The OrCam MyEye 2.0 can instantly identify tens of thousands of barcodes for a wide range of consumer products. This uses the same artificial vision technology that allows the wearable system to read printed and digital text off of any surface, recognise faces, and identify bank notes in real time.

Shopping can be a particularly challenging and stressful activity for blind and visually impaired people, particularly when the text on product labels is small or hard to identify.

The artificial intelligence software to analyse and communicate visual information through audio. So, when the device detects a barcode on a product it will automatically check if it is in the pre-loaded database, and if a match is made the device tells the user the product name and other important information, for example its weight or if the product is a multipack.

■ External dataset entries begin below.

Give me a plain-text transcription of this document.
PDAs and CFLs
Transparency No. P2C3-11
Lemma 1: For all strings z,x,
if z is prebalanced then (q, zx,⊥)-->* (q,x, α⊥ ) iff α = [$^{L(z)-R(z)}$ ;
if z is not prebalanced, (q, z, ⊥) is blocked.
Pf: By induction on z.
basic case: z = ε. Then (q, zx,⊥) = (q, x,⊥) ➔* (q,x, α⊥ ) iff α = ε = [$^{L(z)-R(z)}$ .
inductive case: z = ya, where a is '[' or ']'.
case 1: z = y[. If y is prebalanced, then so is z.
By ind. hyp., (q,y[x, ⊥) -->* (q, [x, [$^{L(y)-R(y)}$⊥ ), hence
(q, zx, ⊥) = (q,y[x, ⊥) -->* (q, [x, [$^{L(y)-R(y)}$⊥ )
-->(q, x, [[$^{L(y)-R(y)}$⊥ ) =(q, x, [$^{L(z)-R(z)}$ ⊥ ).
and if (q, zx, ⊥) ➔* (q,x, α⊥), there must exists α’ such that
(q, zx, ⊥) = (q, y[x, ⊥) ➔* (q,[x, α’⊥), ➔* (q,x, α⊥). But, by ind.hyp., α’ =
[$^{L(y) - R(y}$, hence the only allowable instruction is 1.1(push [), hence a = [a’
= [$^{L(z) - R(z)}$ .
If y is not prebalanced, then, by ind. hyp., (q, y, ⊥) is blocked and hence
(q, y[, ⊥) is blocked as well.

OrCam will continue to expand the existing barcode database so that the OrCam MyEye 2.0 will be able to identify an increasing number and range of products. The new barcode recognition feature has been automatically rolled out to all existing OrCam MyEye 2.0 users through a software update.

OrCam user June Wheeler began to notice her sight was deteriorating when she started to struggle to do her weekly shopping. “As a result of my macular degeneration, I began to find everyday actions, such as placing toothpaste on my toothbrush, increasingly difficult to carry out. Identifying products while shopping, recognizing faces, and reading the newspaper were among a growing number of daily activities with which I had difficulty as my vision deteriorated,” she said. 

“With OrCam MyEye I am now able to buy the correct items in the supermarket and I do not get confused between products as I use my OrCam MyEye to read the labels and make sure I am selecting what I intend to buy,” she said.

The device is completely wireless and magnetically mounts onto the user’s eyeglasses or sunglasses frame and weighs less than an ounce. It is activated by an intuitive pointing gesture, or simply by following the wearer’s gaze, allowing for hands-free use without the need of a smartphone or Wi-Fi.

As all of the operations are processed offline, audio communication of vital visual information happens in real time while ensuring data privacy. Functions such as volume control and reading navigation are performed using a touch pad on the side of the device.